The notes with highest prevalence of sensitive terms were adolescent patient H&P notes. Studies have shown adolescents would forgo care if confidentiality regarding sensitive issues was not assured [29,30]. In addition to missed care, the release of sensitive information for adolescents may constitute a breach of state or federal privacy law. Individual health systems define different types of portal access, often giving adolescent patients full or limited access [31]. Under the Health Insurance Portability and Accountability Act, parents and legal guardians are considered personal representatives of patients under 18 years (ie, minors) and are thus afforded proxy access to the patient’s EHI, including access through patient portals [16,23,31]. However, a recent work by Ip et al [32] demonstrated that parents are often active users of adolescent portal accounts, making it even more crucial that note authors recognize sensitive content in their notes and take into consideration who can see what in their patient portal.

Clinical Implications

The presence of sensitive terms in a clinical note does not necessarily indicate that a note is to be considered confidential. However, confidential notes likely contain sensitive terms. Providers need to be educated on what information is protected by federal and state laws, and they should determine, on a case-by-case basis, which notes are not to be shared. Furthermore, patients and guardians should be informed regarding who has access to what information in a patient portal, and proxy access policies should be regularly reviewed and updated as needed. Ideally, sensitive conversations with patients or guardians should also include discussion about whether this information should be kept confidential or shared through the patient portal.

Our approach identified sensitive terms anywhere in the body of a clinical note regardless of whether it was entered manually by the provider or added to the note from discrete data sources elsewhere in the EHR, such as prior family or social history documentation. For example, if a patient’s problem list contains a sensitive term such as “prior suicide attempt” and the problem list is included in a note template, it may be added automatically to a clinical note for a visit unrelated to a sensitive condition, thus rendering the note inadvertently confidential. Similarly, copy and paste behavior can result in unrecognized inclusion of sensitive information in otherwise nonconfidential notes. For these reasons, additional work is needed to identify the source of the sensitive terms found in Figure 3.

Policy Considerations

This study demonstrates that sensitive terms are documented in clinical notes across all ages, including an increase in mental health–related terms starting at the age of 10 years. Laws and institutional policies are often designed to protect adolescent privacy; however, there is often a lack of protection for other age groups. Current law and policies might need to be revisited in light of this research.

Future Development

Further technological development is needed for EHRs and other health information technologies to support improved protection of patient and guardian privacy. Tools based on NLP techniques may now be possible, which could provide real-time feedback to note authors in situations where sensitive content present in clinical documentation may not otherwise be recognized and protected from inadvertent disclosure. Several challenges may be encountered when considering the implementation of similar NLP-supported tools [33]. Prior to implementation, a health institution must ensure data privacy and integrity, consider the necessities of information system infrastructure, model, and system performance, as well as performing assessment for algorithmic bias [33-35]. From a provider standpoint, as many institutions are working on reducing provider alert burden [36], they should be cautious toward implementing such tools not to increase provider alerting, which has been associated with provider burnout. As such, provider acceptance of these tools should be monitored over time [33].

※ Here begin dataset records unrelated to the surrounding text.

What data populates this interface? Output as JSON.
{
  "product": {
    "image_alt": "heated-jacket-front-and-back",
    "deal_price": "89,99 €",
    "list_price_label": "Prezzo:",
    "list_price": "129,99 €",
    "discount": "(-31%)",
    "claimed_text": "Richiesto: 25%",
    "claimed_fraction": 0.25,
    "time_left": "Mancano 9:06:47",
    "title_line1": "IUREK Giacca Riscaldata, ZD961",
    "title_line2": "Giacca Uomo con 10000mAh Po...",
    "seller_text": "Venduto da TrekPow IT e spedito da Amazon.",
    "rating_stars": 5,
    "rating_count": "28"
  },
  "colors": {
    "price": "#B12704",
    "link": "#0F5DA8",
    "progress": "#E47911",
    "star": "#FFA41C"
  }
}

We defined sensitive terms broadly to increase the likelihood of identifying notes that might contain information that should remain confidential. However, the presence of a sensitive term by itself does not equate to confidential content. For example, “partner” (or “partners”) is a very common term in the reproductive health category. This word could be used in phrases that indicate confidential content, such as “sexual partner,” but also in nonconfidential content such as “partners with teachers to assess behavior at school.” This highlights the need for providers to make the final determination of whether a clinical note contains confidential content.

Our list of sensitive terms is not comprehensive. DeepSuggest expands a single keyword to up to 60 potentially related terms in an unsupervised manner. However, given that less than 50% of the expanded terms were considered sensitive, expanding the potentially related term set may not improve the identification of additional sensitive terms. In future work, these sensitive term findings may be used to develop a specific algorithm to locate sensitive terms with a greater degree of precision. For instance, the deep learning algorithms have been successfully used to identify adverse events [37].

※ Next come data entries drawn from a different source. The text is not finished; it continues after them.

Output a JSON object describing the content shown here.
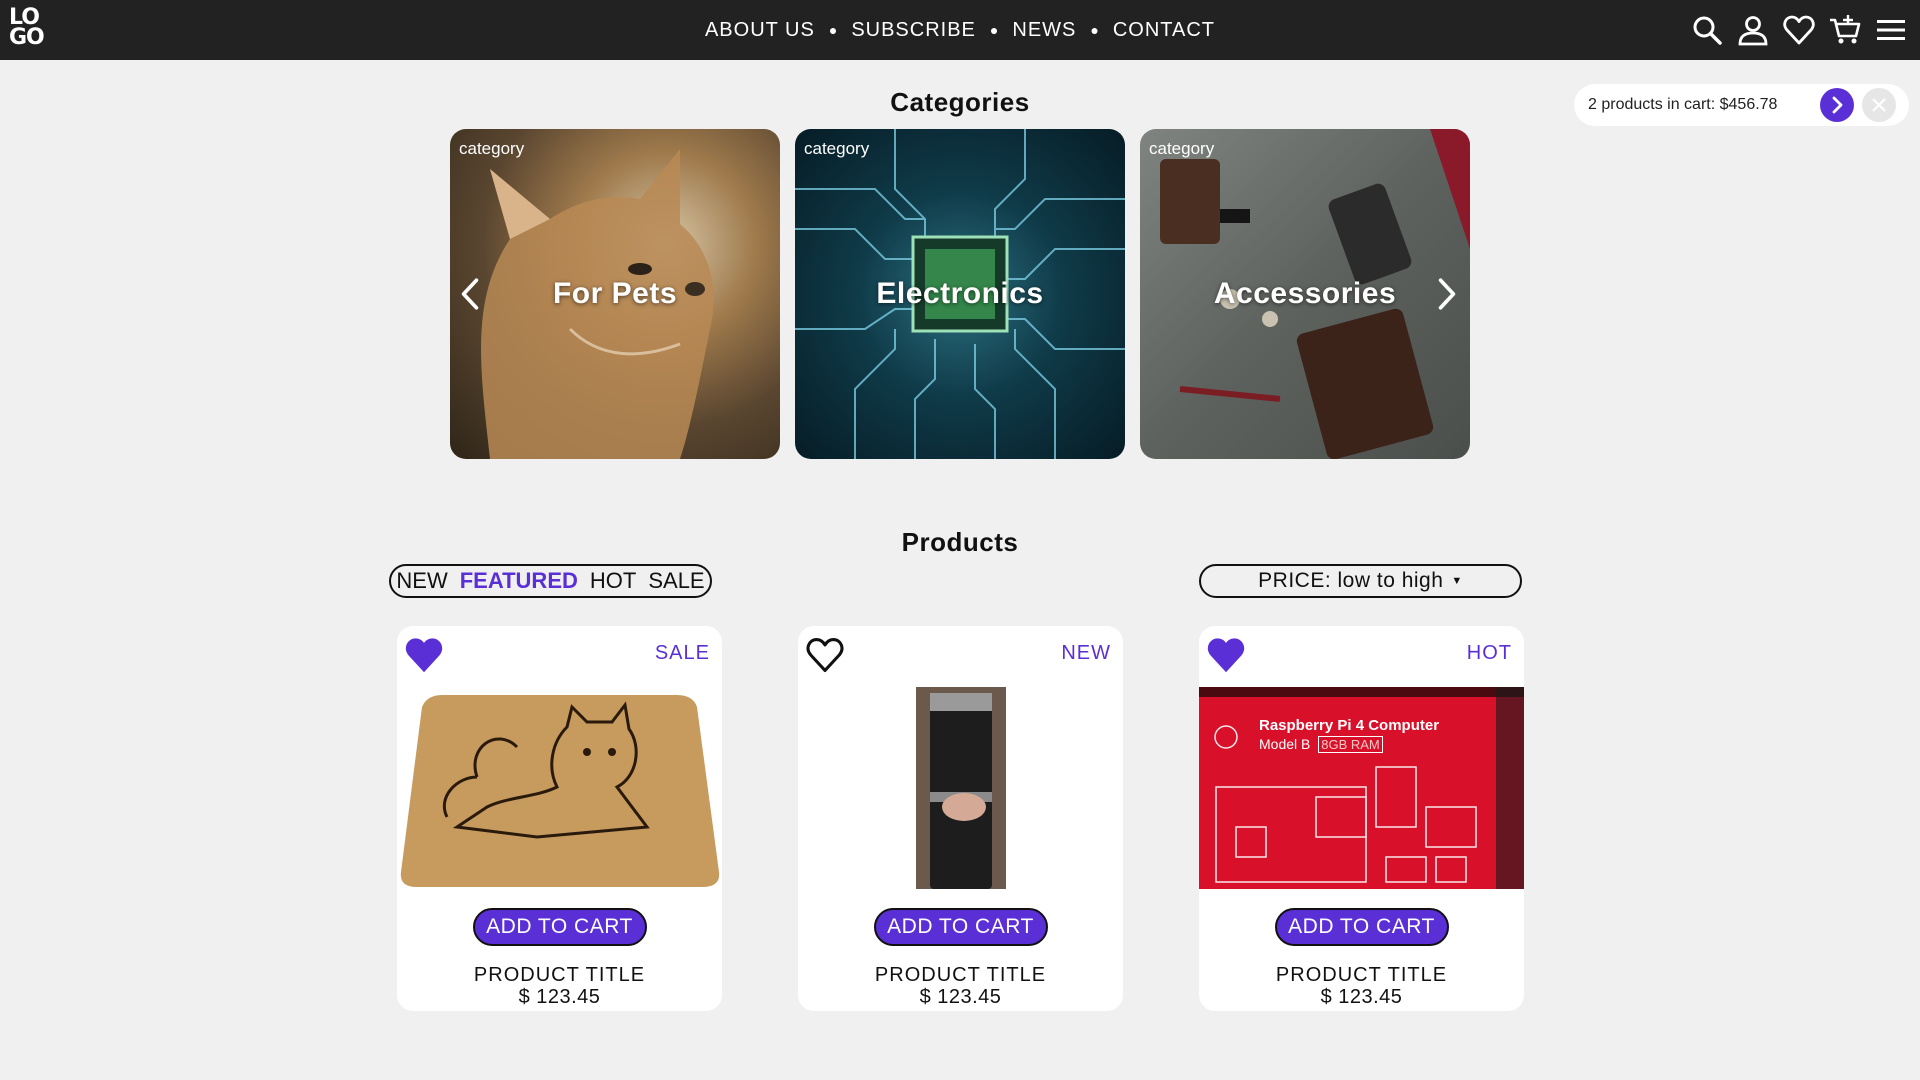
{
  "header": {
    "logo_line1": "LO",
    "logo_line2": "GO",
    "nav": [
      {
        "label": "ABOUT US"
      },
      {
        "label": "SUBSCRIBE"
      },
      {
        "label": "NEWS"
      },
      {
        "label": "CONTACT"
      }
    ],
    "icons": [
      "search-icon",
      "user-icon",
      "heart-icon",
      "cart-icon",
      "menu-icon"
    ]
  },
  "cart_notice": {
    "text": "2 products in cart: $456.78"
  },
  "categories": {
    "heading": "Categories",
    "items": [
      {
        "tag": "category",
        "title": "For Pets"
      },
      {
        "tag": "category",
        "title": "Electronics"
      },
      {
        "tag": "category",
        "title": "Accessories"
      }
    ]
  },
  "products": {
    "heading": "Products",
    "filters": [
      {
        "label": "NEW",
        "active": false
      },
      {
        "label": "FEATURED",
        "active": true
      },
      {
        "label": "HOT",
        "active": false
      },
      {
        "label": "SALE",
        "active": false
      }
    ],
    "sort_label": "PRICE: low to high",
    "items": [
      {
        "badge": "SALE",
        "favorited": true,
        "button": "ADD TO CART",
        "title": "PRODUCT TITLE",
        "price": "$ 123.45",
        "box_line1": "",
        "box_line2": ""
      },
      {
        "badge": "NEW",
        "favorited": false,
        "button": "ADD TO CART",
        "title": "PRODUCT TITLE",
        "price": "$ 123.45",
        "box_line1": "",
        "box_line2": ""
      },
      {
        "badge": "HOT",
        "favorited": true,
        "button": "ADD TO CART",
        "title": "PRODUCT TITLE",
        "price": "$ 123.45",
        "box_line1": "Raspberry Pi 4 Computer",
        "box_line2": "Model B",
        "box_ram": "8GB RAM"
      }
    ]
  },
  "colors": {
    "accent": "#5b2fd6",
    "topbar": "#222222",
    "background": "#f0f0f0"
  }
}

Clinical notes often contain sensitive terms and thus pose a challenge in complying with new regulations that require more timely and transparent disclosure of clinical notes to patients, parents, and legal guardians. Confidential information protected by law and ethical standards should be withheld from disclosure. The presence of sensitive terms in a clinical note may indicate documentation of confidential information requiring protection from inadvertent disclosure. To the best of our knowledge, this is the first study that defines sensitive terms in this context using an iterative process of expert opinion and NLP techniques, thus allowing an approximation of the actual prevalence of sensitive terms in provider clinical notes in a pediatric population. We hope this work is the first step toward developing tools to assist providers in identifying potentially confidential information present in their clinical notes, thereby avoiding accidental disclosure to the wrong person.

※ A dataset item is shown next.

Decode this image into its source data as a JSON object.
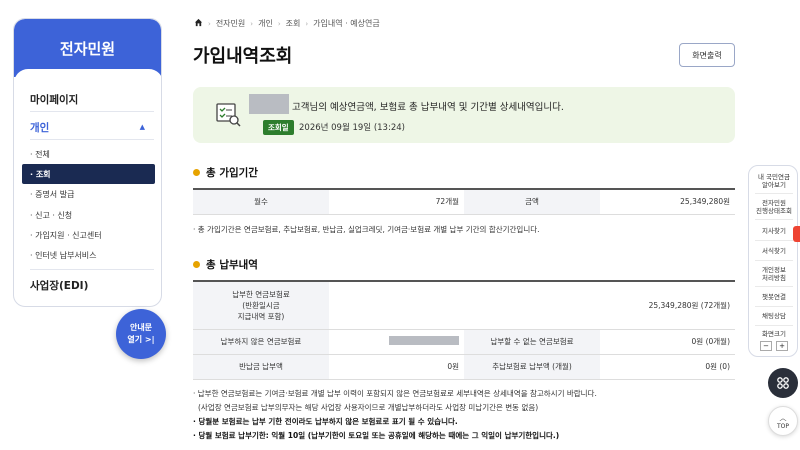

We would like to acknowledge the contribution of Richard Hoyt, Dan Digby, and Rajesh Ganta for their assistance in data acquisition and search. We are also thankful to Brandon Abbott for his help on the illustrations.

This study is (partially) supported through a Patient-Centered Outcomes Research Institute Award (ME-2017C1-6413) under the name of “Unlocking Clinical Text in EMR by Query Refinement Using Both Knowledge Bases and Word Embedding.”

All statements in this report, including its findings and conclusions, are solely those of the authors and do not necessarily represent the views of the Patient-Centered Outcomes Research Institute, its Board of Governors, or Methodology Committee.

Conflicts of Interest

None declared.

Multimedia Appendix 1

Supplemental table of sensitive terms.

XLSX File (Microsoft Excel File), 40 KB

  1. Lee J, Miller S, Mezoff E, Screws J, Sauer C, Huang JS. The 21st Century CURES Act in Pediatric Gastroenterology: Problems, Solutions, and Preliminary Guidance. J Pediatr Gastroenterol Nutr 2021 May 01;72(5):700-703. [CrossRef] [Medline]
  2. Society for Adolescent HealthMedicine, Gray SH, Pasternak RH, Gooding HC, Woodward K, Hawkins K, et al. Recommendations for electronic health record use for delivery of adolescent health care. J Adolesc Health 2014 Apr;54(4):487-490. [CrossRef] [Medline]
  3. Bayer R, Santelli J, Klitzman R. New challenges for electronic health records: confidentiality and access to sensitive health information about parents and adolescents. JAMA 2015 Jan 06;313(1):29-30. [CrossRef] [Medline]
  4. English A, Bass L, Boyle A, Eshragh F. State Minor Consent Laws: A summary (3rd edition). FreeLists. 2010.   URL: [accessed 2022-05-24]
  5. English A, Wilcox B. Work group vi: exploring the influence of law and public policy on adolescent health. Journal of Adolescent Health 2002 Dec;31(6):293-295. [CrossRef]
  6. Bourgeois FC, DesRoches CM, Bell SK. Ethical Challenges Raised by OpenNotes for Pediatric and Adolescent Patients. Pediatrics 2018 Jun 18;141(6):e20172745. [CrossRef] [Medline]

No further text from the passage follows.